The confrontation with the couple

The real couples, of flesh and bone and fluff in the navel, are people with virtues and defects, and if they exist. In the meantime, the ideal partners are of appearance, they are people who try to hide their condition of human beings, take refuge in the appearance.

Why do I see qualities in my partner that I really don't have?

  • Because I am unable to recognize that my partner is a human being like me with virtues and defects.
  • Because I'm afraid to face my loneliness.
  • Because I'm used to complaining most of the time (playing the role of victim).
  • Because I don't respect myself internally.
  • Because I have a very low self-esteem.
  • Because I don't know myself as a person inside.
  • Because I am not aware that happiness is an inner task. It is not a goal but a path, but I place my happiness in my partner.
  • Because I don't establish relationships of commitment.
  • Because I think nobody in this world could understand me.
  • Because I don't think there really is a couple that can get along fairly well (projection) with me.
  • Because it is always normal for me to live in the lawsuit.
  • Because I don't know how to build my own happiness.
  • Because it is better bad for known than good for knowing.
  • Because I guess in sex no one else could understand me.
  • Because I am unable to recognize that I chose my partner badly.
  • Because I have built a social image that I will not destroy just by changing partners.
  • Because we already have children and I will not leave them without their father / mother.
  • Because we have material projects that have cost me and I will not leave them in the hands of someone else (a lover).
  • Because all things considered by all men / women are the same.

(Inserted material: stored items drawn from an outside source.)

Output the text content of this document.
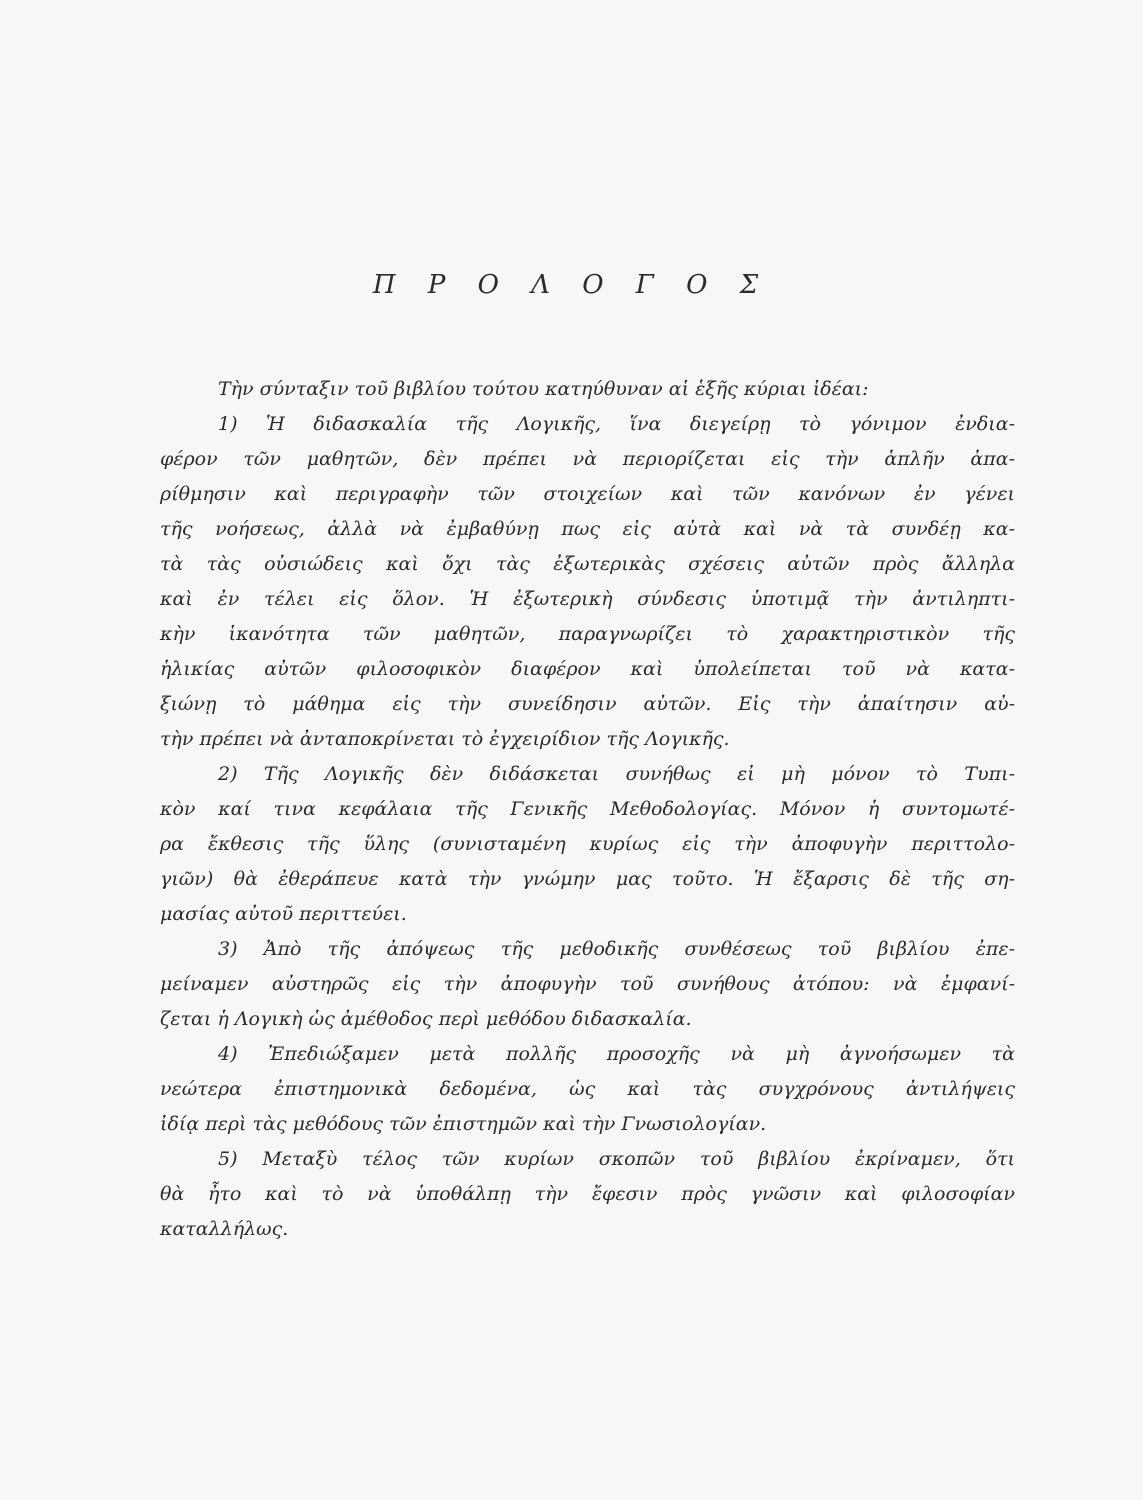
Π Ρ Ο Λ Ο Γ Ο Σ
Τὴν σύνταξιν τοῦ βιβλίου τούτου κατηύθυναν αἱ ἑξῆς κύριαι ἰδέαι:
1) Ἡ διδασκαλία τῆς Λογικῆς, ἵνα διεγείρῃ τὸ γόνιμον ἐνδια-
φέρον τῶν μαθητῶν, δὲν πρέπει νὰ περιορίζεται εἰς τὴν ἁπλῆν ἀπα-
ρίθμησιν καὶ περιγραφὴν τῶν στοιχείων καὶ τῶν κανόνων ἐν γένει
τῆς νοήσεως, ἀλλὰ νὰ ἐμβαθύνῃ πως εἰς αὐτὰ καὶ νὰ τὰ συνδέῃ κα-
τὰ τὰς οὐσιώδεις καὶ ὄχι τὰς ἐξωτερικὰς σχέσεις αὐτῶν πρὸς ἄλληλα
καὶ ἐν τέλει εἰς ὅλον. Ἡ ἐξωτερικὴ σύνδεσις ὑποτιμᾷ τὴν ἀντιληπτι-
κὴν ἱκανότητα τῶν μαθητῶν, παραγνωρίζει τὸ χαρακτηριστικὸν τῆς
ἡλικίας αὐτῶν φιλοσοφικὸν διαφέρον καὶ ὑπολείπεται τοῦ νὰ κατα-
ξιώνῃ τὸ μάθημα εἰς τὴν συνείδησιν αὐτῶν. Εἰς τὴν ἀπαίτησιν αὐ-
τὴν πρέπει νὰ ἀνταποκρίνεται τὸ ἐγχειρίδιον τῆς Λογικῆς.
2) Τῆς Λογικῆς δὲν διδάσκεται συνήθως εἰ μὴ μόνον τὸ Τυπι-
κὸν καί τινα κεφάλαια τῆς Γενικῆς Μεθοδολογίας. Μόνον ἡ συντομωτέ-
ρα ἔκθεσις τῆς ὕλης (συνισταμένη κυρίως εἰς τὴν ἀποφυγὴν περιττολο-
γιῶν) θὰ ἐθεράπευε κατὰ τὴν γνώμην μας τοῦτο. Ἡ ἔξαρσις δὲ τῆς ση-
μασίας αὐτοῦ περιττεύει.
3) Ἀπὸ τῆς ἀπόψεως τῆς μεθοδικῆς συνθέσεως τοῦ βιβλίου ἐπε-
μείναμεν αὐστηρῶς εἰς τὴν ἀποφυγὴν τοῦ συνήθους ἀτόπου: νὰ ἐμφανί-
ζεται ἡ Λογικὴ ὡς ἀμέθοδος περὶ μεθόδου διδασκαλία.
4) Ἐπεδιώξαμεν μετὰ πολλῆς προσοχῆς νὰ μὴ ἀγνοήσωμεν τὰ
νεώτερα ἐπιστημονικὰ δεδομένα, ὡς καὶ τὰς συγχρόνους ἀντιλήψεις
ἰδίᾳ περὶ τὰς μεθόδους τῶν ἐπιστημῶν καὶ τὴν Γνωσιολογίαν.
5) Μεταξὺ τέλος τῶν κυρίων σκοπῶν τοῦ βιβλίου ἐκρίναμεν, ὅτι
θὰ ἦτο καὶ τὸ νὰ ὑποθάλπῃ τὴν ἔφεσιν πρὸς γνῶσιν καὶ φιλοσοφίαν
καταλλήλως.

However, beauty is in the eyes of the observer and ... There is always a broken one for a riot!

Suggestions for change

  • Everything that resists persists.
  • The higher the expectations regarding the couple and are not met, the greater the pain and frustration they experience.
  • The relationship is like a garden that needs to be taken care of and cultivated by both members.
  • Happiness in the relationship, in principle it is a more personal work, and secondly it is a joint work.
  • You can not demand in the couple, what you are not able to give. "Nobody gives what does not have".
  • The problems of the couple, depend in reality on the personality and affective deficiencies of each of its members.
  • The more responsible each of the members of their own emotional responsibilities, the happier they can be.
  • Any couple can grow in situations of crisis more serious if they are able to see them as an opportunity for growth and not as an obstacle.
  • If all this does not work, "ask for professional help."

One last option is to change the paradigm "learn to love yourself so you can love someone else”, The result would be: Instead of asking myself: Why don't I have the partner I want? Would Why not learn to love the couple I have? (The latter is a phrase from my friend José Antonio Hernández).